Yaptığı işin vergisini ödediği için de maliyece kutsal sayılanlar listesinde 6
kez takdis edilenlerin başında yer aldı. Üstelik İstanbul Emniyet Müdürlüğü
Manukyan’ın vergilendirilmiş genelevinde, Türk kızlarını satarken yapılacak her
türlü dış tecavüze karşı güvenliği polisleriyle sağladı.
Bu
durumda şerefsiz ve adi bir kadın satıcısı, yaptırdığı fuhuş işlemini kayıt
altına aldırıp vergisini ödediğinden kutsanmış, arınmış pirû pak bir vatandaşa
dönüştü. Dikkat ederseniz Emniyetin Ahlak masası ekipleri, fuhuş iddiasıyla
bastıkları evler ve oteller için bu işin vergisini ödemeyen “kayıt dışı izinsiz
fuhuş yaptırılan” yerler diye açıklama yaparlar.
Kim bilir hazırlık halindeki yeni anayasa
taslağında şu anda kayıt dışı olarak merdiven altında sağlıksız şartlarda üretilen
uyuşturucular da vergilendirilme kaydıyla ilaç şirketlerinin hijyenik ve steril
laboratuarlarında üretim izni verilir. Uyuşturucunun vergisi ödendiğinde
birilerini vergi rekortmeni olarak kutsanmasına da sebep olabilir. (Kayıt
altında fuhuş ve uyuşturucu satımı AB üyesi Hollanda’nın belirlenmiş
bölgelerinde serbestçe yapılıyor.)
Peki,
bu vermek ve kutsanmak bize neyi çağrıştırıyor ki bu kadar çabuk kandırılıyoruz.

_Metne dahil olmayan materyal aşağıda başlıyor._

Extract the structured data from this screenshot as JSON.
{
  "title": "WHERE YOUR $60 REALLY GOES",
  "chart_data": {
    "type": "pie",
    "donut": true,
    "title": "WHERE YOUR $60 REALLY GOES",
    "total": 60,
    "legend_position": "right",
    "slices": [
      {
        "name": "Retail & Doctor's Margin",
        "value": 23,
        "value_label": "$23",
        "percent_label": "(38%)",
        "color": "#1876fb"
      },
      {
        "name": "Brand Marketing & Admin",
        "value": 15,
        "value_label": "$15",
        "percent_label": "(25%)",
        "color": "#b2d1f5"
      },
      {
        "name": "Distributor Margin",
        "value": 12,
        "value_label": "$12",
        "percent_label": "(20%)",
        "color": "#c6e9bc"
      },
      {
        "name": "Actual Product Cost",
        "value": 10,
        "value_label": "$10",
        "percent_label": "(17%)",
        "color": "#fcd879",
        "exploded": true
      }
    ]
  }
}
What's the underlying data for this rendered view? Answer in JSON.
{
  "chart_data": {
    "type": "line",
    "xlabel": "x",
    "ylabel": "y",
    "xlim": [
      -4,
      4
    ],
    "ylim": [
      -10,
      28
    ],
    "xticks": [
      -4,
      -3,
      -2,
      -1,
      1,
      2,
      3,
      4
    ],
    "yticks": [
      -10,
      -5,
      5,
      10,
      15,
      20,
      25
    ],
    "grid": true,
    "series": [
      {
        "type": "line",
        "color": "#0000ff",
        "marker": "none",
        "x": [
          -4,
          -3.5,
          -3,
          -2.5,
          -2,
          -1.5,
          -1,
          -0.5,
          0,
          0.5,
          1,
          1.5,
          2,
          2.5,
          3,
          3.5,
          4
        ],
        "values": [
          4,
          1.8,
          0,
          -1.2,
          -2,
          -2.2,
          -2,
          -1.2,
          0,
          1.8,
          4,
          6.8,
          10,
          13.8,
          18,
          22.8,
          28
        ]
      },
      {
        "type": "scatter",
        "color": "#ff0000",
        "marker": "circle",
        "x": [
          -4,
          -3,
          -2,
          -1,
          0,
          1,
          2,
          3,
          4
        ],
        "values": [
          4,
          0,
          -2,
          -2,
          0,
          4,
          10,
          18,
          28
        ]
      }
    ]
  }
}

Tabi ki zekât vererek kazancı temizlemeyi çağrıştırıyor. Ama İslam’da zekât
vermenin öncesinde haramlardan uzak durmanın ve helal kazanmanın önemi
vurgulanır. Haram kazanç, zekâtı verilerek asla helal olmaz. İslam devleti
zekâtı toplar ve dağıtır. Ama devletin asli görevi helali yaygınlaştırmak ve
haram olanı uygulanamaz hale getirmektir.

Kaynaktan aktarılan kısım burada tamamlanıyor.